On another note, I'm increasingly frustrated by the dialogue going on here and I'm not sure what to do about it. Guys: you can speculate all you want about what behavior you feel is creepy, but I wonder if some of you just don't realize how paternalistic it sounds when you repeatedly make the point that creepy is "subjective" and talk at length about how womens' individual desires may or may not play into perceptions of "creepy" - as though any of that matters when a woman is being harassed and feels unsafe.

Which is the issue here. Men who make women feel unsafe. Men who harass women.

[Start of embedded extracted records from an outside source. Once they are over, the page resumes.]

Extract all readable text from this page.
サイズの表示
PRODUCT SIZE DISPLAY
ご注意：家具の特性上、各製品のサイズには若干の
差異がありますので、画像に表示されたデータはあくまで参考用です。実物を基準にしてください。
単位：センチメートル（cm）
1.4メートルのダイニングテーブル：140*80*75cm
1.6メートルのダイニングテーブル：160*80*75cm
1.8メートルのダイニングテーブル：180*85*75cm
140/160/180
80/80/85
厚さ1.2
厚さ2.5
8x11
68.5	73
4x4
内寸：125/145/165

Cases in which women are uncomfortable and afraid.

I am sure you do not mean to imply that womens feelings of unsafety in these situations are inherently in need of questioning (by men) at best, and outright duplicitous and malicious at worst. But that is what you are implying, unfortunately. Either you recognize the right of individual women to judge for themselves what people and situations are creepy and take whatever reasonable measures they can to keep themselves safe, as, you know, autonomous adults - or you think it's acceptable to second-guess women when they say "this creeped me out" by going over and over how subjective womens' desires are and blah blah blah.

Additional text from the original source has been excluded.